I think the best part about dating someone is the moment you realize you’re totally comfortable in front of them.
Or when your only job on your day off is to make a pizza before he comes home from a long day at work, but you burn it within minutes of him walking through the door because you’re trying to defend yourself from an online bullying episode, but it’s okay because he loves you, yet is still really mad at you, and will huff and puff his way over to CVS to buy a new one to make himself.
Seriously, don’t underestimate the importance of a pizza after a long day of work, especially for the male species.
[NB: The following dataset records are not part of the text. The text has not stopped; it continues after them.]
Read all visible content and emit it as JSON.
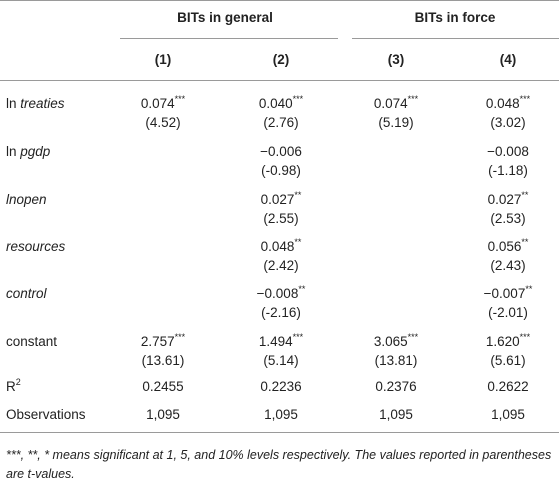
{
  "groups": {
    "general": "BITs in general",
    "force": "BITs in force"
  },
  "columns": [
    "(1)",
    "(2)",
    "(3)",
    "(4)"
  ],
  "rows": [
    {
      "prefix": "ln ",
      "var": "treaties",
      "coef": [
        "0.074",
        "0.040",
        "0.074",
        "0.048"
      ],
      "stars": [
        "***",
        "***",
        "***",
        "***"
      ],
      "t": [
        "(4.52)",
        "(2.76)",
        "(5.19)",
        "(3.02)"
      ]
    },
    {
      "prefix": "ln ",
      "var": "pgdp",
      "coef": [
        "",
        "−0.006",
        "",
        "−0.008"
      ],
      "stars": [
        "",
        "",
        "",
        ""
      ],
      "t": [
        "",
        "(-0.98)",
        "",
        "(-1.18)"
      ]
    },
    {
      "prefix": "",
      "var": "lnopen",
      "coef": [
        "",
        "0.027",
        "",
        "0.027"
      ],
      "stars": [
        "",
        "**",
        "",
        "**"
      ],
      "t": [
        "",
        "(2.55)",
        "",
        "(2.53)"
      ]
    },
    {
      "prefix": "",
      "var": "resources",
      "coef": [
        "",
        "0.048",
        "",
        "0.056"
      ],
      "stars": [
        "",
        "**",
        "",
        "**"
      ],
      "t": [
        "",
        "(2.42)",
        "",
        "(2.43)"
      ]
    },
    {
      "prefix": "",
      "var": "control",
      "coef": [
        "",
        "−0.008",
        "",
        "−0.007"
      ],
      "stars": [
        "",
        "**",
        "",
        "**"
      ],
      "t": [
        "",
        "(-2.16)",
        "",
        "(-2.01)"
      ]
    },
    {
      "prefix": "constant",
      "var": "",
      "coef": [
        "2.757",
        "1.494",
        "3.065",
        "1.620"
      ],
      "stars": [
        "***",
        "***",
        "***",
        "***"
      ],
      "t": [
        "(13.61)",
        "(5.14)",
        "(13.81)",
        "(5.61)"
      ]
    }
  ],
  "r2": {
    "label": "R",
    "sup": "2",
    "values": [
      "0.2455",
      "0.2236",
      "0.2376",
      "0.2622"
    ]
  },
  "obs": {
    "label": "Observations",
    "values": [
      "1,095",
      "1,095",
      "1,095",
      "1,095"
    ]
  },
  "note": "***, **, * means significant at 1, 5, and 10% levels respectively. The values reported in parentheses are t-values."
}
Cheese, sauce, bread, and the occasional topping is a diabolical combination that can pretty much cure anything from a bad day at work to civil unrest.
Anyways, the point of this is, you reach a time in your relationship where you become really comfortable with the other person; like, really, really, comfortable. This is so good. But this is also where the lines between appropriate and completely outrageous when taken out of context are also very, very blurry.
I have realized that I am now in that very blurry, shadowy, gray area in my relationship where I don’t know if I should be concerned about the nature of my conversations, or if I just embrace it and fully accept that I’m so weird and another person has chosen to keep me around regardless.
I have also realized that I’m not that weird, because some of my friends have also confirmed that they’re too comfortable in their relationships, which is evident because of some of the things that they’ve revealed to me, in confidence, that they say within the privacy of their own homes.
But privacy is stupid and completely overrated; plus, it’s 2015 and everyone knows everyone’s business, so I’m going to post them on the internet.
Here are some things you might say that make you realize you’re way too comfortable with your significant other. If it sounds normal, it’s probably not.
“We can’t do that tonight, I have plans with my other girlfriend.”
(Note: If he really does have another girlfriend, you should probably be concerned he’s so open about it.)
“Can I pluck that hair? Please.”
“Your mustache is coming in nicely.”
“Why is your face like that?”
“That shirt makes you look like you work at a barber shop. Can you cut my hair?”
“My favorite time to hang out with you is in the morning when you’re asleep and don’t speak.”
“It’s funny to see how your boobs handle gravity.”
“Do you own anything other than a red bathrobe?”
“You look like a waitress from Outback.”
“When was the last time you shaved?”
“Are you wearing your fat pants?”
“Okay, I’m going to fart in the closet.”
“I can grow more facial hair than you.”
“What inspired you to buy that shirt?”
“Your boobs are uneven.”
“You have beefy arms.”
“Why are your pants up so high?”
“Did you poop today?”
“We can’t have sex, you smell so bad.”
“Your breath smells like someone died inside of your mouth.”
“Don’t have coffee, you’re going to poopoo all over the house.”